Of course, Finnishness is much about preconceptions which are true in far too many occasions. For you who wants’ to get familiar with Finnish culture and blend in, here’s a small to-do list just for you:

– Learn to hide you feelings. Work your poker face daily.

– Get to know Finnish traditional delicacies like mämmi and salty liquorice. After that, offer them to any foreigner and laugh at their reactions.

– Watch highlight videos from Youtube of ice hockey World Championships from 1995 and 2011. Learn who Timo Jutila is and what “6-1” means.

– Learn to hate Swedes. Hate their language, friendliness and their trendy clothes. Hate also Finnish Swedes, they are almost as bad as Swedes. Or maybe even worse with their boats and accent.

– Never ever talk to a stranger if they don’t start the conversations. Just don’t. That’s definitely not Finnish.

– Be proud of everything related to Finland. But don’t show it to anyone.

Horrible day for a Finn


So here was a quick glance at Finnishness and what it means to be a Finn. Hope you enjoyed!

Being a Finnish abroad

While traveling long time abroad, not meeting any people from your homeland, makes you think why you feel togetherness with people who come from same area as you, even thought you are still strangers to each others? My opinion is that you can feel the same with anyone, from anywhere in the world, because of other reasons, like same kind of interests or past or anything..

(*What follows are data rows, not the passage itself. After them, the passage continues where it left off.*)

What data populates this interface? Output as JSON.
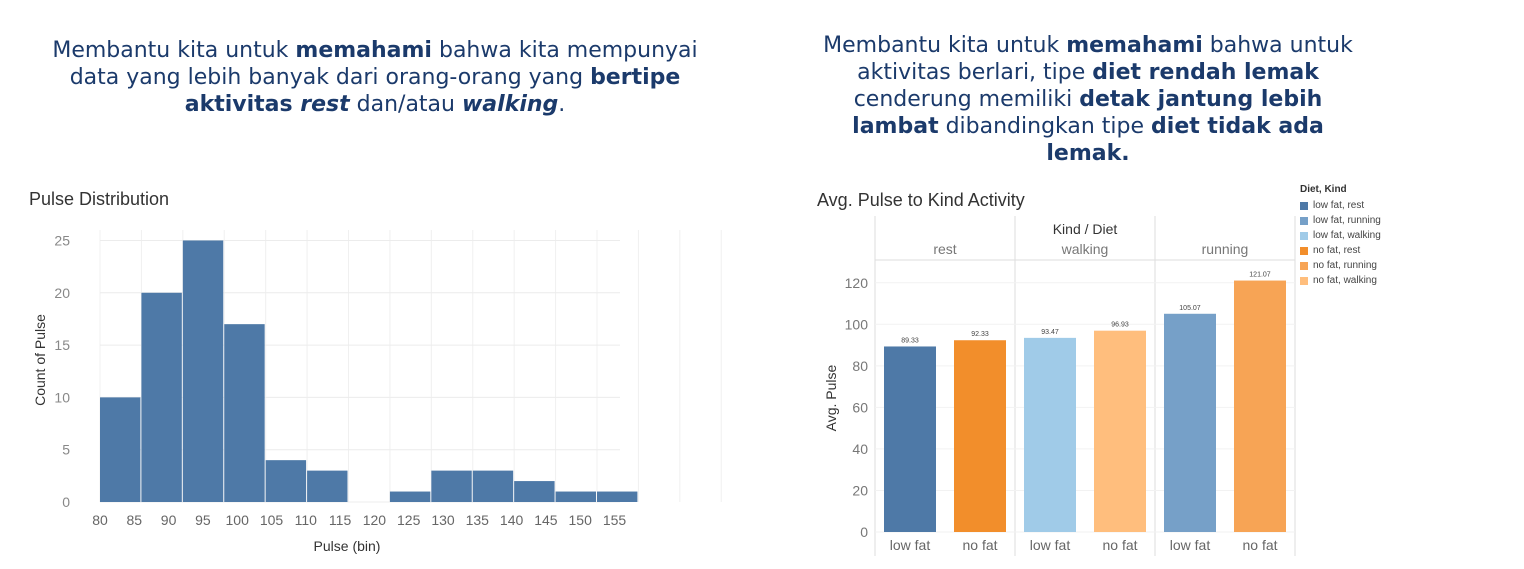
{
  "captions": {
    "left": [
      {
        "t": "Membantu kita untuk "
      },
      {
        "t": "memahami",
        "b": true
      },
      {
        "t": " bahwa kita mempunyai data yang lebih banyak dari orang-orang yang "
      },
      {
        "t": "bertipe aktivitas ",
        "b": true
      },
      {
        "t": "rest",
        "b": true,
        "i": true
      },
      {
        "t": " dan/atau "
      },
      {
        "t": "walking",
        "b": true,
        "i": true
      },
      {
        "t": "."
      }
    ],
    "right": [
      {
        "t": "Membantu kita untuk "
      },
      {
        "t": "memahami",
        "b": true
      },
      {
        "t": " bahwa untuk aktivitas berlari, tipe "
      },
      {
        "t": "diet rendah lemak",
        "b": true
      },
      {
        "t": " cenderung memiliki "
      },
      {
        "t": "detak jantung lebih lambat",
        "b": true
      },
      {
        "t": " dibandingkan tipe "
      },
      {
        "t": "diet tidak ada lemak.",
        "b": true
      }
    ]
  },
  "chart_data": [
    {
      "type": "bar",
      "title": "Pulse Distribution",
      "xlabel": "Pulse (bin)",
      "ylabel": "Count of Pulse",
      "bin_starts": [
        80,
        85,
        90,
        95,
        100,
        105,
        110,
        115,
        120,
        125,
        130,
        135,
        140,
        145,
        150
      ],
      "values": [
        10,
        20,
        25,
        17,
        4,
        3,
        1,
        3,
        3,
        2,
        1,
        1
      ],
      "bars": [
        {
          "start": 80,
          "value": 10
        },
        {
          "start": 85,
          "value": 20
        },
        {
          "start": 90,
          "value": 25
        },
        {
          "start": 95,
          "value": 17
        },
        {
          "start": 100,
          "value": 4
        },
        {
          "start": 105,
          "value": 3
        },
        {
          "start": 115,
          "value": 1
        },
        {
          "start": 120,
          "value": 3
        },
        {
          "start": 125,
          "value": 3
        },
        {
          "start": 130,
          "value": 2
        },
        {
          "start": 135,
          "value": 1
        },
        {
          "start": 140,
          "value": 1
        }
      ],
      "x_ticks": [
        "80",
        "85",
        "90",
        "95",
        "100",
        "105",
        "110",
        "115",
        "120",
        "125",
        "130",
        "135",
        "140",
        "145",
        "150",
        "155"
      ],
      "y_ticks": [
        "0",
        "5",
        "10",
        "15",
        "20",
        "25"
      ],
      "ylim": [
        0,
        26
      ],
      "grid": true,
      "color": "#4e79a7"
    },
    {
      "type": "bar",
      "title": "Avg. Pulse to Kind Activity",
      "header": "Kind / Diet",
      "ylabel": "Avg. Pulse",
      "groups": [
        "rest",
        "walking",
        "running"
      ],
      "diets": [
        "low fat",
        "no fat"
      ],
      "series": [
        {
          "kind": "rest",
          "diet": "low fat",
          "value": 89.33,
          "label": "89.33",
          "color": "#4e79a7"
        },
        {
          "kind": "rest",
          "diet": "no fat",
          "value": 92.33,
          "label": "92.33",
          "color": "#f28e2b"
        },
        {
          "kind": "walking",
          "diet": "low fat",
          "value": 93.47,
          "label": "93.47",
          "color": "#a0cbe8"
        },
        {
          "kind": "walking",
          "diet": "no fat",
          "value": 96.93,
          "label": "96.93",
          "color": "#ffbe7d"
        },
        {
          "kind": "running",
          "diet": "low fat",
          "value": 105.07,
          "label": "105.07",
          "color": "#76a0c8"
        },
        {
          "kind": "running",
          "diet": "no fat",
          "value": 121.07,
          "label": "121.07",
          "color": "#f7a455"
        }
      ],
      "y_ticks": [
        "0",
        "20",
        "40",
        "60",
        "80",
        "100",
        "120"
      ],
      "ylim": [
        0,
        130
      ],
      "legend": {
        "title": "Diet, Kind",
        "position": "right",
        "items": [
          {
            "label": "low fat, rest",
            "color": "#4e79a7"
          },
          {
            "label": "low fat, running",
            "color": "#76a0c8"
          },
          {
            "label": "low fat, walking",
            "color": "#a0cbe8"
          },
          {
            "label": "no fat, rest",
            "color": "#f28e2b"
          },
          {
            "label": "no fat, running",
            "color": "#f7a455"
          },
          {
            "label": "no fat, walking",
            "color": "#ffbe7d"
          }
        ]
      }
    }
  ]
}
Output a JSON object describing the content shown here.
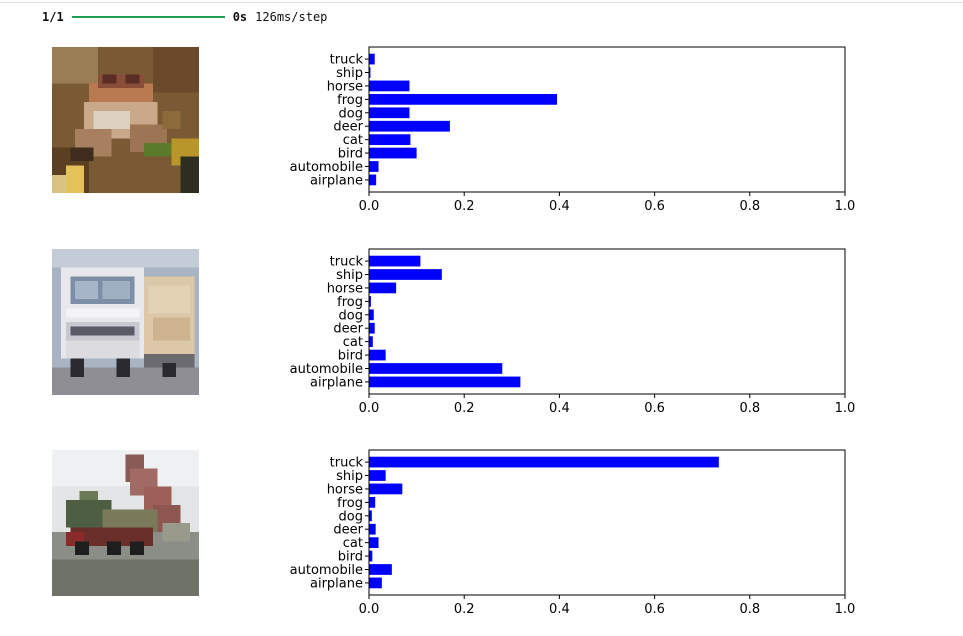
{
  "progress": {
    "step": "1/1",
    "time": "0s",
    "rate": "126ms/step",
    "fraction": 1.0,
    "bar_color": "#1f9d55"
  },
  "images": [
    {
      "name": "frog-image"
    },
    {
      "name": "truck-image"
    },
    {
      "name": "dump-truck-image"
    }
  ],
  "chart_data": [
    {
      "type": "bar",
      "orientation": "horizontal",
      "categories": [
        "airplane",
        "automobile",
        "bird",
        "cat",
        "deer",
        "dog",
        "frog",
        "horse",
        "ship",
        "truck"
      ],
      "values": [
        0.015,
        0.02,
        0.1,
        0.087,
        0.17,
        0.085,
        0.395,
        0.085,
        0.003,
        0.012
      ],
      "xlim": [
        0,
        1.0
      ],
      "xticks": [
        "0.0",
        "0.2",
        "0.4",
        "0.6",
        "0.8",
        "1.0"
      ],
      "bar_color": "#0000ff",
      "grid": false
    },
    {
      "type": "bar",
      "orientation": "horizontal",
      "categories": [
        "airplane",
        "automobile",
        "bird",
        "cat",
        "deer",
        "dog",
        "frog",
        "horse",
        "ship",
        "truck"
      ],
      "values": [
        0.318,
        0.28,
        0.035,
        0.008,
        0.012,
        0.01,
        0.004,
        0.057,
        0.153,
        0.108
      ],
      "xlim": [
        0,
        1.0
      ],
      "xticks": [
        "0.0",
        "0.2",
        "0.4",
        "0.6",
        "0.8",
        "1.0"
      ],
      "bar_color": "#0000ff",
      "grid": false
    },
    {
      "type": "bar",
      "orientation": "horizontal",
      "categories": [
        "airplane",
        "automobile",
        "bird",
        "cat",
        "deer",
        "dog",
        "frog",
        "horse",
        "ship",
        "truck"
      ],
      "values": [
        0.027,
        0.048,
        0.007,
        0.02,
        0.014,
        0.006,
        0.013,
        0.07,
        0.035,
        0.735
      ],
      "xlim": [
        0,
        1.0
      ],
      "xticks": [
        "0.0",
        "0.2",
        "0.4",
        "0.6",
        "0.8",
        "1.0"
      ],
      "bar_color": "#0000ff",
      "grid": false
    }
  ]
}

But still there is something special when you can start to speak your own language after a long time, talk about recent news from Finland and maybe have common friends or special places back at home. I think for Finnish people specially this is important, because we are such a small country, foreign people don’t always know much about us, and meeting another Finnish far away might be sometimes really rare.

Street food in Vietnam. Made me feel homesick to my home town Rauma.

My favorite memory about this subject is, when I was travelling in South East Asia. At the time I had traveled for about 1,5 months, and meeting only one Finnish before this. So there I was, in Thailand, traveling from Koh Tao to Bangkok by ferry and night bus. When we got to bus, somehow there was me, two girls traveling together, and two guys, all at the back of bus. We chatted for a while, and when it got late we could say good night in Finnish. That felt really special and made me feel cozy in this really uncomfortable bus.

Some personality traits that I appreciate especially in Finns, are honesty, accuracy and keeping what they promise. Sometimes you can hear that Finnish people are shy, even rude for strangers. But I think it depends on you. If you smile to Finnish people, they will smile back, if you ask for help, they sure will help you.